Sie nickte. „Ja, wir sind fertig!“

Emma Jahn hatte von Julia Berger die Aufgabe bekommen mit dem Patienten zu sprechen, weil sie sich mit dem Kind von Professor Weber und Doktor Hoffmann aus der Sachsenklinik beschäftigen musste.
Sie betrat die Intensivstation, auf die er sicherheitshalber verlegt worden war. Zu ihrer Erleichterung war er schon wach.
„Hallo Herr Brügge!“ sagte sie und lächelte freundlich wie fast immer.
„Was ist los?“ fragte er, der offenbar merkte, dass sein Gehör noch nicht besser geworden war.
„Wir mussten die Operation abbrechen, weil sie eine anaphylaktischen Schock erlitten haben!“
„Einen ana…“
„Sie haben auf etwas allergisch reagiert. Wir müssen jetzt noch rausbekommen auf was.“ Sie sah seine weit aufgerissenen Augen. „Sie haben bei der Anamnese angegeben, dass ihnen keine Allergien bekannt sind. Haben sie etwas ungewöhnliches gegessen?“
Er schüttelte den Kopf.
„Parfüm, Deo, Seife… Irgendetwas anderes?“
„Nein!“
„Wie lange haben sie das Piercing schon?“ fragte Emma weiter.

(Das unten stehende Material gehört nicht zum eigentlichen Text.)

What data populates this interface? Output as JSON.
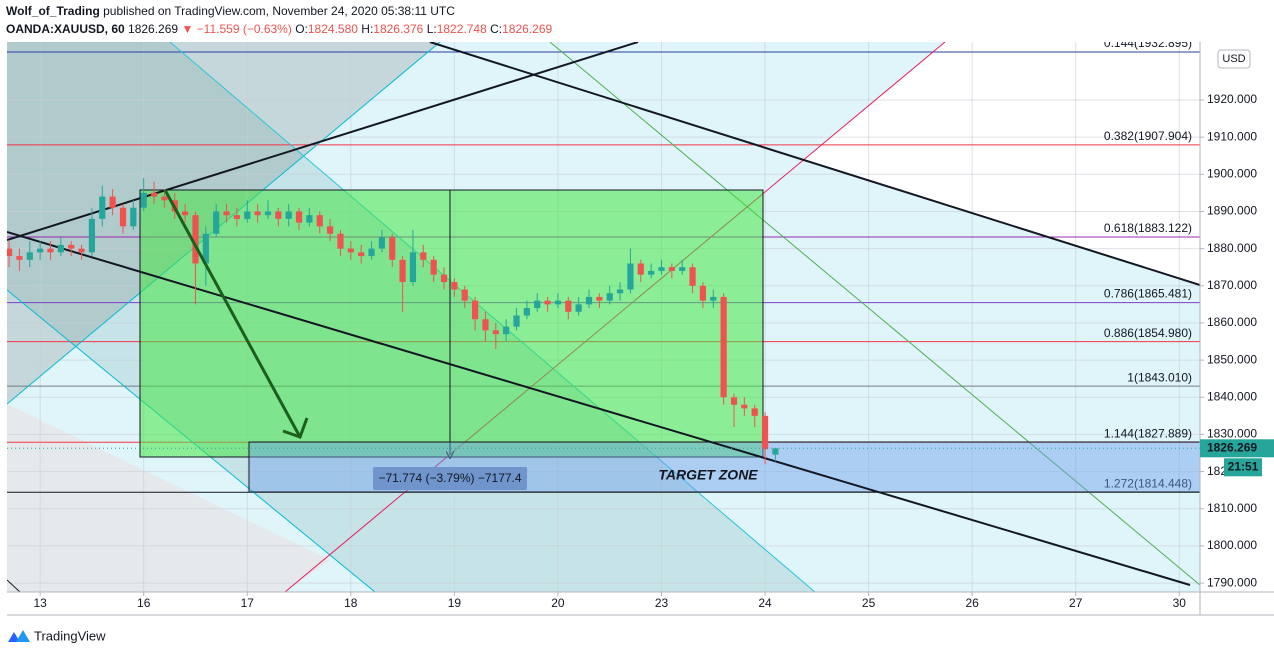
{
  "header": {
    "author": "Wolf_of_Trading",
    "published": "published on TradingView.com, November 24, 2020 05:38:11 UTC"
  },
  "legend": {
    "symbol": "OANDA:XAUUSD, 60",
    "last": "1826.269",
    "arrow": "▼",
    "change": "−11.559 (−0.63%)",
    "open_label": "O:",
    "open": "1824.580",
    "high_label": "H:",
    "high": "1826.376",
    "low_label": "L:",
    "low": "1822.748",
    "close_label": "C:",
    "close": "1826.269"
  },
  "footer": {
    "brand": "TradingView"
  },
  "chart_data": {
    "type": "candlestick",
    "xlim": [
      -0.32,
      11.2
    ],
    "ylim": [
      1787.6,
      1935.6
    ],
    "xticks": [
      {
        "value": 0,
        "label": "13"
      },
      {
        "value": 1,
        "label": "16"
      },
      {
        "value": 2,
        "label": "17"
      },
      {
        "value": 3,
        "label": "18"
      },
      {
        "value": 4,
        "label": "19"
      },
      {
        "value": 5,
        "label": "20"
      },
      {
        "value": 6,
        "label": "23"
      },
      {
        "value": 7,
        "label": "24"
      },
      {
        "value": 8,
        "label": "25"
      },
      {
        "value": 9,
        "label": "26"
      },
      {
        "value": 10,
        "label": "27"
      },
      {
        "value": 11,
        "label": "30"
      }
    ],
    "yticks": [
      {
        "value": 1790,
        "label": "1790.000"
      },
      {
        "value": 1800,
        "label": "1800.000"
      },
      {
        "value": 1810,
        "label": "1810.000"
      },
      {
        "value": 1820,
        "label": "1820.000"
      },
      {
        "value": 1830,
        "label": "1830.000"
      },
      {
        "value": 1840,
        "label": "1840.000"
      },
      {
        "value": 1850,
        "label": "1850.000"
      },
      {
        "value": 1860,
        "label": "1860.000"
      },
      {
        "value": 1870,
        "label": "1870.000"
      },
      {
        "value": 1880,
        "label": "1880.000"
      },
      {
        "value": 1890,
        "label": "1890.000"
      },
      {
        "value": 1900,
        "label": "1900.000"
      },
      {
        "value": 1910,
        "label": "1910.000"
      },
      {
        "value": 1920,
        "label": "1920.000"
      }
    ],
    "grid": true,
    "up_color": "#26a69a",
    "down_color": "#ef5350",
    "x": [
      -0.3,
      -0.2,
      -0.1,
      0,
      0.1,
      0.2,
      0.3,
      0.4,
      0.5,
      0.6,
      0.7,
      0.8,
      0.9,
      1,
      1.1,
      1.2,
      1.3,
      1.4,
      1.5,
      1.6,
      1.7,
      1.8,
      1.9,
      2,
      2.1,
      2.2,
      2.3,
      2.4,
      2.5,
      2.6,
      2.7,
      2.8,
      2.9,
      3,
      3.1,
      3.2,
      3.3,
      3.4,
      3.5,
      3.6,
      3.7,
      3.8,
      3.9,
      4,
      4.1,
      4.2,
      4.3,
      4.4,
      4.5,
      4.6,
      4.7,
      4.8,
      4.9,
      5,
      5.1,
      5.2,
      5.3,
      5.4,
      5.5,
      5.6,
      5.7,
      5.8,
      5.9,
      6,
      6.1,
      6.2,
      6.3,
      6.4,
      6.5,
      6.6,
      6.7,
      6.8,
      6.9,
      7,
      7.1
    ],
    "open": [
      1880,
      1878,
      1877,
      1879,
      1880,
      1879,
      1881,
      1880,
      1879,
      1888,
      1894,
      1891,
      1886,
      1891,
      1895,
      1894,
      1893,
      1890,
      1889,
      1876,
      1884,
      1890,
      1889,
      1888,
      1890,
      1889,
      1890,
      1888,
      1890,
      1887,
      1889,
      1886,
      1884,
      1880,
      1879,
      1878,
      1880,
      1883,
      1877,
      1871,
      1879,
      1877,
      1873,
      1871,
      1869,
      1866,
      1861,
      1858,
      1857,
      1859,
      1862,
      1864,
      1866,
      1865,
      1866,
      1863,
      1865,
      1867,
      1866,
      1868,
      1869,
      1876,
      1873,
      1874,
      1875,
      1874,
      1875,
      1870,
      1866,
      1867,
      1840,
      1838,
      1837,
      1835,
      1824.58
    ],
    "high": [
      1882,
      1880,
      1882,
      1882,
      1882,
      1883,
      1882,
      1881,
      1891,
      1897,
      1896,
      1892,
      1893,
      1899,
      1898,
      1896,
      1895,
      1892,
      1890,
      1886,
      1892,
      1892,
      1891,
      1893,
      1892,
      1893,
      1891,
      1892,
      1891,
      1891,
      1890,
      1888,
      1885,
      1882,
      1881,
      1882,
      1885,
      1884,
      1878,
      1885,
      1881,
      1878,
      1875,
      1872,
      1870,
      1867,
      1863,
      1860,
      1861,
      1864,
      1866,
      1868,
      1867,
      1868,
      1867,
      1867,
      1869,
      1868,
      1870,
      1871,
      1880,
      1877,
      1876,
      1877,
      1876,
      1877,
      1876,
      1871,
      1869,
      1868,
      1841,
      1840,
      1838,
      1836,
      1826.376
    ],
    "low": [
      1875,
      1874,
      1875,
      1877,
      1877,
      1878,
      1878,
      1877,
      1878,
      1886,
      1889,
      1884,
      1885,
      1890,
      1892,
      1891,
      1888,
      1887,
      1865,
      1870,
      1883,
      1887,
      1886,
      1887,
      1887,
      1888,
      1886,
      1886,
      1885,
      1886,
      1884,
      1882,
      1878,
      1877,
      1876,
      1877,
      1879,
      1875,
      1863,
      1870,
      1875,
      1871,
      1869,
      1867,
      1864,
      1858,
      1855,
      1853,
      1855,
      1858,
      1861,
      1863,
      1863,
      1864,
      1861,
      1862,
      1864,
      1864,
      1865,
      1866,
      1868,
      1871,
      1872,
      1873,
      1872,
      1873,
      1868,
      1864,
      1864,
      1838,
      1832,
      1835,
      1832,
      1822,
      1822.748
    ],
    "close": [
      1878,
      1877,
      1879,
      1880,
      1879,
      1881,
      1880,
      1879,
      1888,
      1894,
      1891,
      1886,
      1891,
      1895,
      1894,
      1893,
      1890,
      1889,
      1876,
      1884,
      1890,
      1889,
      1888,
      1890,
      1889,
      1890,
      1888,
      1890,
      1887,
      1889,
      1886,
      1884,
      1880,
      1879,
      1878,
      1880,
      1883,
      1877,
      1871,
      1879,
      1877,
      1873,
      1871,
      1869,
      1866,
      1861,
      1858,
      1857,
      1859,
      1862,
      1864,
      1866,
      1865,
      1866,
      1863,
      1865,
      1867,
      1866,
      1868,
      1869,
      1876,
      1873,
      1874,
      1875,
      1874,
      1875,
      1870,
      1866,
      1867,
      1840,
      1838,
      1837,
      1835,
      1826,
      1826.269
    ],
    "fib_levels": [
      {
        "value": 1932.895,
        "label": "0.144(1932.895)",
        "color": "#2a3f9d"
      },
      {
        "value": 1907.904,
        "label": "0.382(1907.904)",
        "color": "#f23645"
      },
      {
        "value": 1883.122,
        "label": "0.618(1883.122)",
        "color": "#9c27b0"
      },
      {
        "value": 1865.481,
        "label": "0.786(1865.481)",
        "color": "#7e3fc7"
      },
      {
        "value": 1854.98,
        "label": "0.886(1854.980)",
        "color": "#f23645"
      },
      {
        "value": 1843.01,
        "label": "1(1843.010)",
        "color": "#787b86"
      },
      {
        "value": 1827.889,
        "label": "1.144(1827.889)",
        "color": "#f23645"
      },
      {
        "value": 1814.448,
        "label": "1.272(1814.448)",
        "color": "#131722"
      }
    ],
    "current_price": {
      "value": 1826.269,
      "label": "1826.269",
      "color": "#26a69a"
    },
    "countdown": "21:51",
    "currency": "USD",
    "measure_label": "−71.774 (−3.79%) −7177.4",
    "annotation": "TARGET ZONE"
  }
}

„Seit ungefähr drei Wochen…“ Er dachte noch einmal nach. „Vier!“ korrigierte er sich. Schließlich schaute er kritisch auf die Frau im Kasack vor ihm. „Hat dies den Schock ausgelöst?“
„Unwahrscheinlich. Dann wäre es schon früher aufgetreten, aber unmöglich ist es nicht. Kontaktallergien können sich auch später ausbilden.“
„Ich habe nichts Ungewöhnliches gegessen… glauben sie mir!“
Sie hob die Hand. „Schon gut. Sonst irgendwas, was sie berührt haben? angefasst?“
Er schüttelte den Kopf.
„Wir werden nochmal die Stoffe durchgehen, die wir hier im JTK gehabt haben und mit denen sie in Kontakt gekommen sind. Eine Allergie gegen die Narkosemittel können wir jedoch ausschließen.“
„Und was passiert jetzt mit meinem Ohr?“
„Wir müssen sicher gehen, dass wir sie mit der OP nicht unnötig in Gefahr bringen und werden deshalb erst mal rausfinden müssen, gegen was sie allergisch sind.“
„Und wie lange dauert das?“
„Das kommt darauf an… Ich lasse ihnen mal…“ Sie legte ihm etwas aufs Bett. „…diesen Block und diesen Stift hin. Schreiben sie alle Cremes, Seifen, Duschgele, Deos auf, mit denen sie sich gewaschen haben und natürlich alles, was sie gegessen haben.“
„In welchem Zeitraum?“
„In den letzten vierundzwanzig Stunden!“
Er nickte. „Gut!“
„Ich komme gleich wieder!“
Dann verließ sie den Behandlungsraum.